Jak skutecznie ustabilizować gospodarkę po kryzysie finansowym? To oczywiście zależy od charakteru kryzysu, ale mimo to wielu ekonomistów jako wzór do naśladowania wskazuje strategię, którą zastosowała w ostatnich latach Islandia. Aprobaty dla niej nie kryją ekonomiści o tak odmiennych na co dzień poglądach, jak keynesista Paul Krugman i monetarysta Scott Sumner. Zresztą pod wieloma względami była to strategia podręcznikowa.
Pierwszym krokiem ku rekonwalescencji Islandii była dewaluacja jej waluty (a dokładnie kontrolowana deprecjacja). Nie tylko poprawiła konkurencyjność eksportową Islandii, ale też podbiła inflację, przywracając nominalny wzrost PKB. Dewaluacja podziałała więc niczym gwałtowne poluzowanie polityki pieniężnej, dzięki czemu nie były potrzebne bodźce natury fiskalnej. Wprawdzie sprawiła też, że wartość zobowiązań w walutach obcych wzrosła, godząc w zadłużone za granicą islandzkie, przerośnięte banki, ale Reykjavik po prostu pozwolił im upaść. Jednocześnie, aby odzyskać wiarygodność na rynkach i otrzymać wsparcie MFW i państw nordyckich, zabrał się szybko do porządkowania finansów publicznych.

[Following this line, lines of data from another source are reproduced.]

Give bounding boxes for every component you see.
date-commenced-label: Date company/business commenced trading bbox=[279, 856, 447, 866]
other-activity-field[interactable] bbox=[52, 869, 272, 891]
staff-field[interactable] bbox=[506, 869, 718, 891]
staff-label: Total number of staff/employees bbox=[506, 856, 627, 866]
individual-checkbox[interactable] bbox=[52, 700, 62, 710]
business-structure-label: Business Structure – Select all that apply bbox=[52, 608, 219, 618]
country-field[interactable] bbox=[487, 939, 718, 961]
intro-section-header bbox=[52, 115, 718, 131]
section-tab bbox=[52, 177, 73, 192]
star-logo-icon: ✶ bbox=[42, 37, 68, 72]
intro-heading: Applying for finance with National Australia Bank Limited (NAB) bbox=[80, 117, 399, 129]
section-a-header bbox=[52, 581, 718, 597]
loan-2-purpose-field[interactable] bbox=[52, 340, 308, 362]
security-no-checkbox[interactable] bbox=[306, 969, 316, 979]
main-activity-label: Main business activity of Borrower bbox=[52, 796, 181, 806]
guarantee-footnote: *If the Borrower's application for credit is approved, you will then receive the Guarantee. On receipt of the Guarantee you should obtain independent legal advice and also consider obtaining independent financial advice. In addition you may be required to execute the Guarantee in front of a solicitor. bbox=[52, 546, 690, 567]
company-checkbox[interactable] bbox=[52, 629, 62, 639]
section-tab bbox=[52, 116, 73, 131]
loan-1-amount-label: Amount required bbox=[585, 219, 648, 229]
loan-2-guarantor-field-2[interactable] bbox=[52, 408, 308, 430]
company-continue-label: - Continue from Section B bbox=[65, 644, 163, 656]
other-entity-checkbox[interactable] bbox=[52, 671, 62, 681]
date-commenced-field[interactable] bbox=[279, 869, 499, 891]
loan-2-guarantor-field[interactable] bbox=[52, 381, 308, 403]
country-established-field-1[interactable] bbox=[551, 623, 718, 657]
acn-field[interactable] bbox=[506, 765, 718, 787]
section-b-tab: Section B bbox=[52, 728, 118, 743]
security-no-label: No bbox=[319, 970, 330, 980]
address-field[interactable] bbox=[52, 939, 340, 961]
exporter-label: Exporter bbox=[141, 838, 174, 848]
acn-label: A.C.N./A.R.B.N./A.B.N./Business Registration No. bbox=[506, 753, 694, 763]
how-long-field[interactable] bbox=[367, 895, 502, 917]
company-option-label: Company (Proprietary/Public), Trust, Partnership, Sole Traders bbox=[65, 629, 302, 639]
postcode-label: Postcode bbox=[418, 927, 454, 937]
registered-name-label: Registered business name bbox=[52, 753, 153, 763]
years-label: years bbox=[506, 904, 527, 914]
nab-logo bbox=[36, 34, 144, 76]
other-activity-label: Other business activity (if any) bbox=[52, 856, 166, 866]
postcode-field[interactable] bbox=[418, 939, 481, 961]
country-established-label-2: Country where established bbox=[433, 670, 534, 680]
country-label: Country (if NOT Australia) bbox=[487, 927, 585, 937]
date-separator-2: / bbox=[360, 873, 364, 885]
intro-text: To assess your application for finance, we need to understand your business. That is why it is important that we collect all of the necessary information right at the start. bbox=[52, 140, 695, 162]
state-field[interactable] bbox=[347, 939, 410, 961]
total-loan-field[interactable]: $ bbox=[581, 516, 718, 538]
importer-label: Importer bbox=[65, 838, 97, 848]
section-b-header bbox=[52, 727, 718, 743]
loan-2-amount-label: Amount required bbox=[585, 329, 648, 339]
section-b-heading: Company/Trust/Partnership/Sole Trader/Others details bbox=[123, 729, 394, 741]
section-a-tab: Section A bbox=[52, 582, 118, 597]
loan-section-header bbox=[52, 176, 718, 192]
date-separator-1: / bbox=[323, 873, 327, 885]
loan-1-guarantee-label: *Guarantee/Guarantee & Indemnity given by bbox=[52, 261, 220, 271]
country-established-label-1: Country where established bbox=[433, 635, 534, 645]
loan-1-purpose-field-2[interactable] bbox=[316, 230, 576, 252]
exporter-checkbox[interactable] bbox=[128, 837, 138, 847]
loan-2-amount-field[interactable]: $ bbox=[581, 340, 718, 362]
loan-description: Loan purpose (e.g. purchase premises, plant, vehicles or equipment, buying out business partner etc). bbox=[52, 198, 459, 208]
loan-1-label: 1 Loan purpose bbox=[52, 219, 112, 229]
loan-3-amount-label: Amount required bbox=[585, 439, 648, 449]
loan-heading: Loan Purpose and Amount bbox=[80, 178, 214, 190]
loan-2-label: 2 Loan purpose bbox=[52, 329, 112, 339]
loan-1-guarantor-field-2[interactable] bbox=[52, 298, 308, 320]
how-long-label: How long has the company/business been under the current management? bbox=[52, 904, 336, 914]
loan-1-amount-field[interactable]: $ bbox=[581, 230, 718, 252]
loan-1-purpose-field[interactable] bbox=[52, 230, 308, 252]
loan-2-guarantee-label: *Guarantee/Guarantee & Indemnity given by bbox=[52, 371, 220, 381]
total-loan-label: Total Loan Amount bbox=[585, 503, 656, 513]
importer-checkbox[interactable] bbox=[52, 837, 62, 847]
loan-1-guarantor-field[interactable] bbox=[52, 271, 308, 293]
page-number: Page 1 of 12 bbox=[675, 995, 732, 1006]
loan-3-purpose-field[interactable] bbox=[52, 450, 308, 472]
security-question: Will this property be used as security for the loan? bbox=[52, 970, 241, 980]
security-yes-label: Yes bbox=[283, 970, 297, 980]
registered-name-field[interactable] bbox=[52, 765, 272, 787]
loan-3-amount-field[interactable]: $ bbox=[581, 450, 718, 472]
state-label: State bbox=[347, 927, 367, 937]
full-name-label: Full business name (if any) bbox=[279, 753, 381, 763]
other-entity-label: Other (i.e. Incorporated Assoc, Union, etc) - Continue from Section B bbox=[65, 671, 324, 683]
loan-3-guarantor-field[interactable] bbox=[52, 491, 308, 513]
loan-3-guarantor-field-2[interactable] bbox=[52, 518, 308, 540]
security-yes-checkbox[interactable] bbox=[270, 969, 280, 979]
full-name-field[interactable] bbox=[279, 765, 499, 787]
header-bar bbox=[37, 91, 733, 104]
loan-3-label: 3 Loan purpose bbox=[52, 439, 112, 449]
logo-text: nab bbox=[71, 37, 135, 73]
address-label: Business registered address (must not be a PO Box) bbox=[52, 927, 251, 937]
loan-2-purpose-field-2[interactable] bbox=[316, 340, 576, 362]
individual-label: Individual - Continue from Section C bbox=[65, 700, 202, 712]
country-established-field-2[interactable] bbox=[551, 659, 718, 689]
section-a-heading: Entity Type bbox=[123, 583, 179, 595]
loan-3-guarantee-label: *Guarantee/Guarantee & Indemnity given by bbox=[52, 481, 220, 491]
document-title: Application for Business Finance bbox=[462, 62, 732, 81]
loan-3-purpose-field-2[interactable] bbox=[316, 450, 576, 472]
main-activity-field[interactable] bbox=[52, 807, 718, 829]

Na pierwszy rzut oka, rekonwalescencja zakończyła się sukcesem. Podczas gdy strefa euro tkwi w recesji, gospodarka wulkanicznej wyspy według prognoz Komisji Europejskiej powiększy się w tym roku o 2,7 proc. Podobne tempo wzrostu, niewiele niższe niż średnio w dekadzie przed kryzysem, odnotowała też w ub.r. stopa bezrobocia, która jeszcze w 2010 r. przekraczała tam 9 proc., spadła już poniżej 5 proc. Deficyt budżetowy konsekwentnie maleje i w przyszłym roku spadnie zapewne poniżej 3?proc. PKB. W lutym skłoniło to agencję ratingową Fitch do przywrócenia islandzkim papierom dłużnym tzw. ratingu inwestycyjnego. Na tym pastelowym obrazie coraz wyraźniej rysują się jednak ciemne smugi. Polityka antykryzysowa władz w Reykjaviku skutkuje bowiem gwałtownym wzrostem cen nieruchomości, czyli odtwarza bańkę, od której kryzys się zaczął.
Kontrola przepływów kapitałowych sprawiła, że kondycja islandzkiej gospodarki wydaje się lepsza, niż jest. Żyjemy w sztucznym świecie, bo korona nie jest już prawdziwą walutą - Sigridur Ingibjorg Ingadottir, przewodnicząca komisji ds. dobrobytu w parlamencie Islandii
Uwięziony kapitał szuka wyjścia
Jak wynika z danych islandzkiego urzędu statystycznego, w październiku indeks cen nieruchomości mieszkaniowych spadł o 0,7 proc. w porównaniu z wrześniem, ale w ujęciu rok do roku skoczył o 5,1 proc. Od dna z marca 2010 r. wskaźnik ten odbił się już o 14,4 proc., a do szczytu z marca 2008 r. brakuje mu już niespełna 3?proc. A w niektórych segmentach islandzkiego rynku nieruchomości koniunktura jest jeszcze gorętsza. Ceny nowych domów już osiągnęły rekord i są o ponad 40 proc. wyższe niż dwa lata wcześniej.